Valentine, crouched down on the other side of the hedge, heard him go past muttering. Then she stood up, and wondered where she was. The ground sloped up from the hedge, and it was very rough and uneven; there were bushes and tangly things that caught her ankles and pricked them. Suddenly she ran into a tree. It was so dark—thick, blanketing darkness. Things touched you, and you couldn't see them. There was no difference between the trunk of the tree, whose bark rasped your hand, and the damp, black air on either side of it.

By one such tree Valentine halted. It had a branch that ran out from the trunk on a level with her shoulder. She climbed on to the branch, and found there was another close to it, but a little higher. These two branches and the trunk made a safe enough seat. She sat on the lower branch and leaned back into the angle between the upper one and the trunk. Just before she shut her eyes she saw a beam of light go sliding down the road below her. It slipped away and disappeared. The throbbing of the engine died away in the distance. Mr. Sloan and his car were gone.

Valentine slept in her tree with her shoulders against a thick branch, and her head leaning against the trunk, the little red hat between her and the rough bark.

She slept, and she dreamt about the island. It was a new dream. She saw the island very far away, like a black speck at the end of a long bright beam which traversed a dark and tossing sea. On either side of the beam the waves came up with high silver crests, to fall splashing and thunderous. But the beam made a straight gold path, and Valentine moved along it dry-shod and not afraid. She went sliding over the gold faster and faster, and the island rushed to meet her. And then, all at once, when she came near the island, the golden path came to an end, and a great black wave caught her up and reared itself higher and higher until it overtopped the height of the cliff.
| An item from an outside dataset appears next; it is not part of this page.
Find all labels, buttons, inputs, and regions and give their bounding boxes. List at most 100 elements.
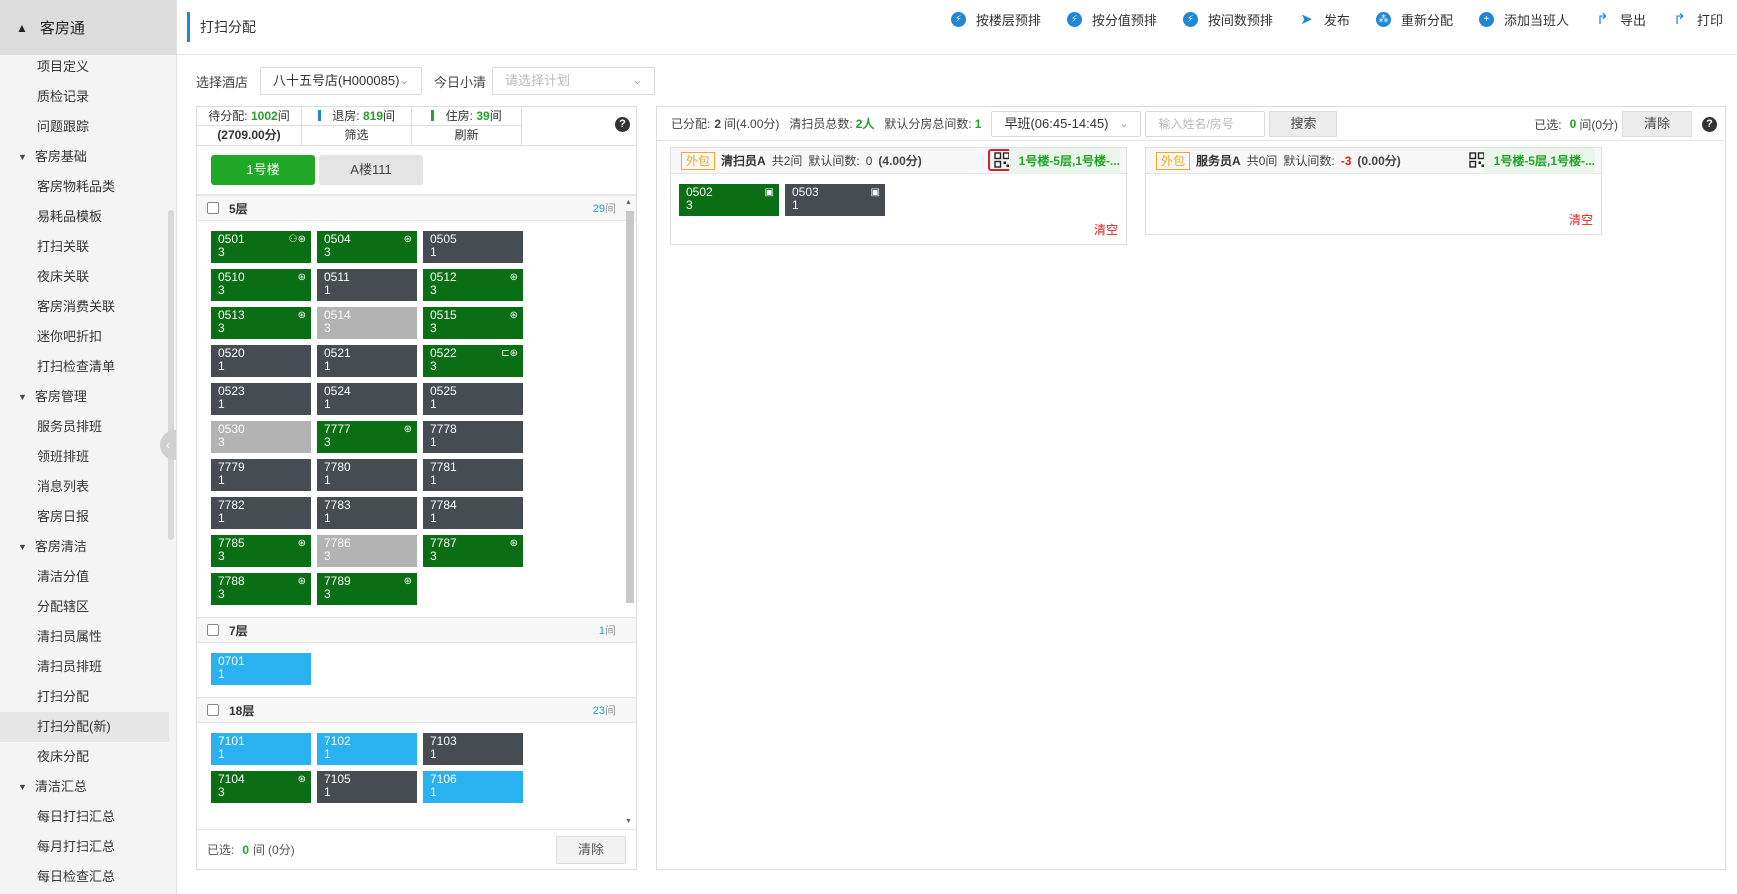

Valentine hung on the crest of it and looked down on the palm-trees and the pool. And someone was calling her: “Valentine—Valentine—Valentine!” And then the dream changed and she saw Timothy looking at her. And he said, “Valentine!” Then she woke up.

Just at first she didn't know where she was, and she nearly fell. Then she remembered, and sat up and stretched herself. It was still quite dark, and the wood was very still. Nothing stirred, because nothing was awake except Valentine. She shifted her position, and dozed again. This time she did not dream; but she woke suddenly with a start, because she heard Timothy say, “Valentine!” But when she looked about her, there was only a lonely greyness everywhere. The night was thinning away. Faint ghostly shapes of tree and bush showed in the waning dusk. Halsey Mere lay like a clouded mirror under the brightening sky. It would be dawn soon.

Valentine thought how hungry she was, and wondered when she would be able to get something to eat. She was stiff, and a little cold; and all her clothes seemed to have got into the wrong places. She sat leaning against the trunk of the tree, and watched the sun come slowly up out of the mists beyond the lake.

CHAPTER XXXV

Mrs. Ryven spent the morning at the telephone. From the moment she knew that Valentine had taken a suit-case with her, her courage and presence of mind returned. “Girls who are going to do something dreadful”—she used no plainer words than that—“do not pack and take away a suit-case.” The frightful visions of Valentine broken and crumpled under her own window, or sinking down like Ophelia into muddy waters and tangling weeds, gave place to the resentment which anyone might feel against a girl who had behaved so improperly, so ungratefully. Valentine, running away with a suit-case and leaving Eustace to be the laughingstock of the county, made no demands on Helena's compunction. A sharp gust of anger swept her mind clear.